# A Statistical Analysis of NASA's Meteorite Data 

## Overview:

This notebook contains our analysis by way of T-tests and proportion tests on the meteorite and popualation datasets (stored in ./CSV_MASTERS). Contained within, we ask and answer questions using statistical tests about meteorite masses, strike dispursion, and observations by people in various time periods and countries.

***
## Data:

#### [NASA Meteorite Dataset](https://data.nasa.gov/Space-Science/Meteorite-Landings/gh4g-9sfh)

##### Supplemental data about countries and landmass pulled from:

* #### http://worldpopulationreview.com/countries/countries-by-density/
* #### https://photius.com/rankings/world2050_rank.html 

***
## Content:

### [Mass & Classification](http://localhost:8888/notebooks/TESTING.ipynb#T-test-comparsion-of-masses-of-the-meteor-classifications)
### [Dispersion Over landmass](#)
### [Proportion of Observed Falling Meteorites to Meteorites Found on the Ground ](#)
***
***

## Imports

In [1]:
import pandas as pd
import statsmodels.api as sm

from statsmodels.stats.proportion import proportions_ztest
from scipy.stats import ttest_ind

import warnings
warnings.filterwarnings('ignore')

from test_functions import *


In [2]:
final_df =  pd.read_csv("CSV_MASTERS/Final.csv")
population_df = pd.read_csv("CSV_MASTERS/population.csv")

***
# Mass & Classification

## Introduction:

Meteorites are broadly categorized as being of class **_Chondrite, Achondrite, Iron, or Stony-Iron_**. The chart below shows how we took the various subclasses and put them into one of these four categories.  

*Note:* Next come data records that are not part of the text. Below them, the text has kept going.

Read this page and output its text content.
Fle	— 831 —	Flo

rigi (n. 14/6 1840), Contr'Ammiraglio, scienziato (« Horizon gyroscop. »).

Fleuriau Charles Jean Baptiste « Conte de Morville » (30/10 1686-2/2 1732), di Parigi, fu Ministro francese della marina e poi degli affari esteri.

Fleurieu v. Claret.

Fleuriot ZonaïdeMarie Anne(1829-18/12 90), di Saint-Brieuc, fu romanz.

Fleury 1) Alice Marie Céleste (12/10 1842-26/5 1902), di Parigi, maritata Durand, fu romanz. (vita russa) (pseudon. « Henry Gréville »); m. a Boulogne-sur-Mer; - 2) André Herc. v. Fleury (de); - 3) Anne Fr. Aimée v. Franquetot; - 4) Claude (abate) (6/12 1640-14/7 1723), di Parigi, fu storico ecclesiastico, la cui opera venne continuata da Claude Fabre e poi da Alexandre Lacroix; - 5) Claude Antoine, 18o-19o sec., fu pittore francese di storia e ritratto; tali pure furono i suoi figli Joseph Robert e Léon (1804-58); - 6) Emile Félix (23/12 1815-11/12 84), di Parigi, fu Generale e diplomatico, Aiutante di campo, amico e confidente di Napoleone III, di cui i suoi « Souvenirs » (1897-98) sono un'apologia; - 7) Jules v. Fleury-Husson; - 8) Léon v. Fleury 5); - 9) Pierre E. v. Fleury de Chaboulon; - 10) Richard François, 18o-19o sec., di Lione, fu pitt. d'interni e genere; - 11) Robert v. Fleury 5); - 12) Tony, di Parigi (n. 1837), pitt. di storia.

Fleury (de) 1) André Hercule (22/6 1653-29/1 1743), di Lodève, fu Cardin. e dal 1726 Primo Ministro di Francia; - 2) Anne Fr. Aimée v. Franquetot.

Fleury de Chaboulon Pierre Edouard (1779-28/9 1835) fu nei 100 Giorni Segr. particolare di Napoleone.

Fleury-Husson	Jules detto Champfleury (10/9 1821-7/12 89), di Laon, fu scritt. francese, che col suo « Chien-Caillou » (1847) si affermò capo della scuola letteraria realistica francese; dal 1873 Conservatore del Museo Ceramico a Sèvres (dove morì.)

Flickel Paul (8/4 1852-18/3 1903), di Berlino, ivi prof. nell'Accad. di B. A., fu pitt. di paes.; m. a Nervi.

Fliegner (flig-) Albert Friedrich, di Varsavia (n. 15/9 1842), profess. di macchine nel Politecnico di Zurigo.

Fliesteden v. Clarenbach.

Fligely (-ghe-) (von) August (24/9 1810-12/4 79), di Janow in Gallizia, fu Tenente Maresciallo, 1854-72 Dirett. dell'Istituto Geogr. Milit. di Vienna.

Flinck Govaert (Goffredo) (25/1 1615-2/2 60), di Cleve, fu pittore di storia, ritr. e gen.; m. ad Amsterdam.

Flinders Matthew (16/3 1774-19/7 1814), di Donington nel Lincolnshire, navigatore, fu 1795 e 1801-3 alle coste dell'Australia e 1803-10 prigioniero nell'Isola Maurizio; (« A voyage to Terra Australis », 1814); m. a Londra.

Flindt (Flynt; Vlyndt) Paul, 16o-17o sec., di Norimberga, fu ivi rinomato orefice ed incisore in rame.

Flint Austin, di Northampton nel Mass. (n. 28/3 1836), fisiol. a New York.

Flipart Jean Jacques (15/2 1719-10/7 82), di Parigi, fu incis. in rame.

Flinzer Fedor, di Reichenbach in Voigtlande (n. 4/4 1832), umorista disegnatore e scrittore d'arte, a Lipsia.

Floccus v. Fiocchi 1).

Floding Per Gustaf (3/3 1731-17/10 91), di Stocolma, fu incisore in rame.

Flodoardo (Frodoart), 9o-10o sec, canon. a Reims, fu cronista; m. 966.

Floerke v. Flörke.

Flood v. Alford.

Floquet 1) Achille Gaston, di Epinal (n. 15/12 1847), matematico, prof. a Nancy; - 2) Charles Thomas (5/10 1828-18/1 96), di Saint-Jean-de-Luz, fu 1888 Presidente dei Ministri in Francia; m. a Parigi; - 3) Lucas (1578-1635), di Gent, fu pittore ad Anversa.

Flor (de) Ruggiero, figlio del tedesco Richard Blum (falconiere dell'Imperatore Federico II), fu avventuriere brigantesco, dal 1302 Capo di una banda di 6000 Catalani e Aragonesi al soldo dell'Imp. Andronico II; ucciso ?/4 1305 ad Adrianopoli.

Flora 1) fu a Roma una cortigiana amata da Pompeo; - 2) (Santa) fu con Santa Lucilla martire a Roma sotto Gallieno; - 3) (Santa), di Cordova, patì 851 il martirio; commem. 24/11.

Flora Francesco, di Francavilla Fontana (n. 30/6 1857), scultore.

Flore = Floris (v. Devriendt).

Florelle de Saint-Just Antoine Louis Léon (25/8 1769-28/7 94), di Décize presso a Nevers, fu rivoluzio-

![image.png](attachment:image.png)


Using this information, we tested the following hypotheses.

### Question 1: Do the different classifications have different distributions of mass (in grams)?

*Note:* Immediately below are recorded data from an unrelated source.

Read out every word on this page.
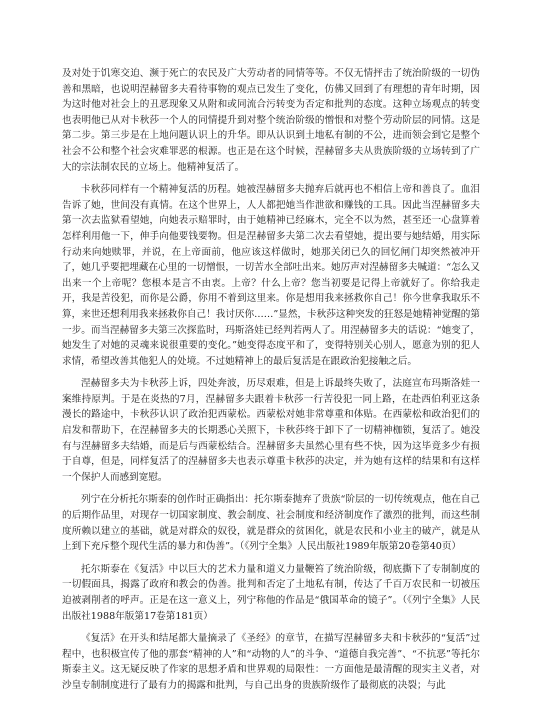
及对处于饥寒交迫、濒于死亡的农民及广大劳动者的同情等等。不仅无情抨击了统治阶级的一切伪善和黑暗，也说明涅赫留多夫看待事物的观点已发生了变化，仿佛又回到了有理想的青年时期，因为这时他对社会上的丑恶现象又从附和或同流合污转变为否定和批判的态度。这种立场观点的转变也表明他已从对卡秋莎一个人的同情提升到对整个统治阶级的憎恨和对整个劳动阶层的同情。这是第二步。第三步是在上地问题认识上的升华。即从认识到土地私有制的不公，进而领会到它是整个社会不公和整个社会灾难罪恶的根源。也正是在这个时候，涅赫留多夫从贵族阶级的立场转到了广大的宗法制农民的立场上。他精神复活了。

卡秋莎同样有一个精神复活的历程。她被涅赫留多夫抛弃后就再也不相信上帝和善良了。血泪告诉了她，世间没有真情。在这个世界上，人人都把她当作泄欲和赚钱的工具。因此当涅赫留多夫第一次去监狱看望她，向她表示赔罪时，由于她精神已经麻木，完全不以为然，甚至还一心盘算着怎样利用他一下，伸手向他要钱要物。但是涅赫留多夫第二次去看望她，提出要与她结婚，用实际行动来向她赎罪，并说，在上帝面前，他应该这样做时，她那关闭已久的回忆闸门却突然被冲开了，她几乎要把埋藏在心里的一切憎恨，一切苦水全部吐出来。她厉声对涅赫留多夫喊道：“怎么又出来一个上帝呢？您根本是言不由衷。上帝？什么上帝？您当初要是记得上帝就好了。你给我走开，我是苦役犯，而你是公爵，你用不着到这里来。你是想用我来拯救你自己！你今世拿我取乐不算，来世还想利用我来拯救你自己！我讨厌你……”显然，卡秋莎这种突发的狂怒是她精神觉醒的第一步。而当涅赫留多夫第三次探监时，玛斯洛娃已经判若两人了。用涅赫留多夫的话说：“她变了，她发生了对她的灵魂来说很重要的变化。”她变得态度平和了，变得特别关心别人，愿意为别的犯人求情，希望改善其他犯人的处境。不过她精神上的最后复活是在跟政治犯接触之后。

涅赫留多夫为卡秋莎上诉，四处奔波，历尽艰难，但是上诉最终失败了，法庭宣布玛斯洛娃一案维持原判。于是在炎热的7月，涅赫留多夫跟着卡秋莎一行苦役犯一同上路，在赴西伯利亚这条漫长的路途中，卡秋莎认识了政治犯西蒙松。西蒙松对她非常尊重和体贴。在西蒙松和政治犯们的启发和帮助下，在涅赫留多夫的长期悉心关照下，卡秋莎终于卸下了一切精神枷锁，复活了。她没有与涅赫留多夫结婚，而是后与西蒙松结合。涅赫留多夫虽然心里有些不快，因为这毕竟多少有损于自尊，但是，同样复活了的涅赫留多夫也表示尊重卡秋莎的决定，并为她有这样的结果和有这样一个保护人而感到宽慰。

列宁在分析托尔斯泰的创作时正确指出：托尔斯泰抛弃了贵族“阶层的一切传统观点，他在自己的后期作品里，对现存一切国家制度、教会制度、社会制度和经济制度作了激烈的批判，而这些制度所赖以建立的基础，就是对群众的奴役，就是群众的贫困化，就是农民和小业主的破产，就是从上到下充斥整个现代生活的暴力和伪善”。（《列宁全集》人民出版社1989年版第20卷第40页）

托尔斯泰在《复活》中以巨大的艺术力量和道义力量鞭笞了统治阶级，彻底撕下了专制制度的一切假面具，揭露了政府和教会的伪善。批判和否定了土地私有制，传达了千百万农民和一切被压迫被剥削者的呼声。正是在这一意义上，列宁称他的作品是“俄国革命的镜子”。（《列宁全集》人民出版社1988年版第17卷第181页）

《复活》在开头和结尾都大量摘录了《圣经》的章节，在描写涅赫留多夫和卡秋莎的“复活”过程中，也积极宣传了他的那套“精神的人”和“动物的人”的斗争、“道德自我完善”、“不抗恶”等托尔斯泰主义。这无疑反映了作家的思想矛盾和世界观的局限性：一方面他是最清醒的现实主义者，对沙皇专制制度进行了最有力的揭露和批判，与自己出身的贵族阶级作了最彻底的决裂；与此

* #### Ho: The distributions of masses are no different between classifications

* #### Ha: The distributions of masses are different between classifications

### Methodology:

We begin by subsetting our dataset into the four main classifications - _Chondrite, Achondrite, Iron, and Stony-Iron_.  

From there, we run a t-test on the samples of masses of each classification between each pair of classifications. We display the data in a chart indicating at which alpha levels we can claim statistical significance.  

In [3]:
test_classification_masses(population_df)

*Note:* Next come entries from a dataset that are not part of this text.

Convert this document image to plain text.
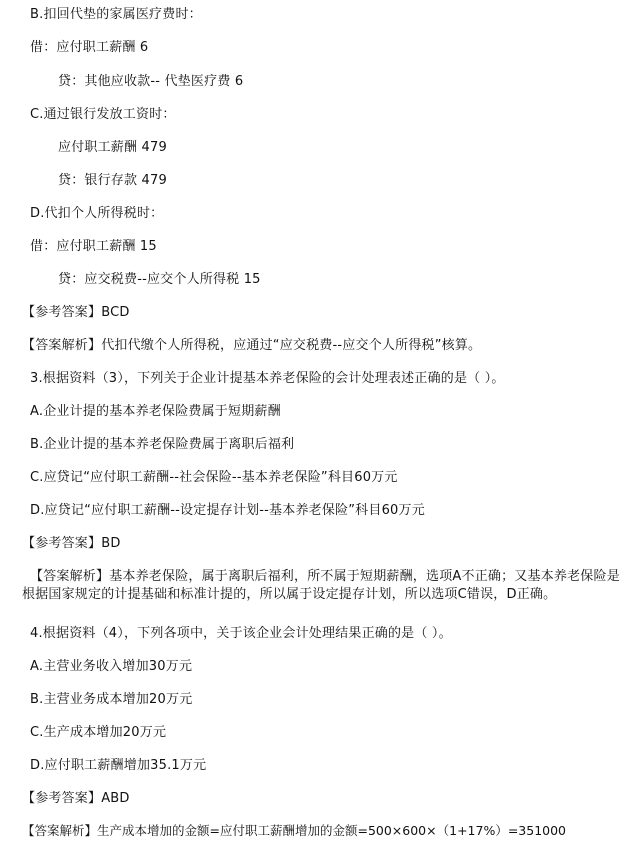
B.扣回代垫的家属医疗费时：
借：应付职工薪酬 6
贷：其他应收款-- 代垫医疗费 6
C.通过银行发放工资时：
应付职工薪酬 479
贷：银行存款 479
D.代扣个人所得税时：
借：应付职工薪酬 15
贷：应交税费--应交个人所得税 15
【参考答案】BCD
【答案解析】代扣代缴个人所得税，应通过“应交税费--应交个人所得税”核算。
3.根据资料（3），下列关于企业计提基本养老保险的会计处理表述正确的是（ ）。
A.企业计提的基本养老保险费属于短期薪酬
B.企业计提的基本养老保险费属于离职后福利
C.应贷记“应付职工薪酬--社会保险--基本养老保险”科目60万元
D.应贷记“应付职工薪酬--设定提存计划--基本养老保险”科目60万元
【参考答案】BD
【答案解析】基本养老保险，属于离职后福利，所不属于短期薪酬，选项A不正确；又基本养老保险是根据国家规定的计提基础和标准计提的，所以属于设定提存计划，所以选项C错误，D正确。
4.根据资料（4），下列各项中，关于该企业会计处理结果正确的是（ ）。
A.主营业务收入增加30万元
B.主营业务成本增加20万元
C.生产成本增加20万元
D.应付职工薪酬增加35.1万元
【参考答案】ABD
【答案解析】生产成本增加的金额=应付职工薪酬增加的金额=500×600×（1+17%）=351000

Unnamed: 0,sample_1,sample_2,t_stat,p_value,alpha 10%,alpha 5%,alpha 1%
0,Chondrite,Achondrite,-1.509633,0.131428,False,False,False
1,Chondrite,Iron,-4.238587,2.5e-05,True,True,True
2,Chondrite,Stony-Iron,-3.092844,0.002233,True,True,True
3,Achondrite,Iron,-4.187946,3.1e-05,True,True,True
4,Achondrite,Stony-Iron,-2.85104,0.004747,True,True,True
5,Iron,Stony-Iron,3.448491,0.000586,True,True,True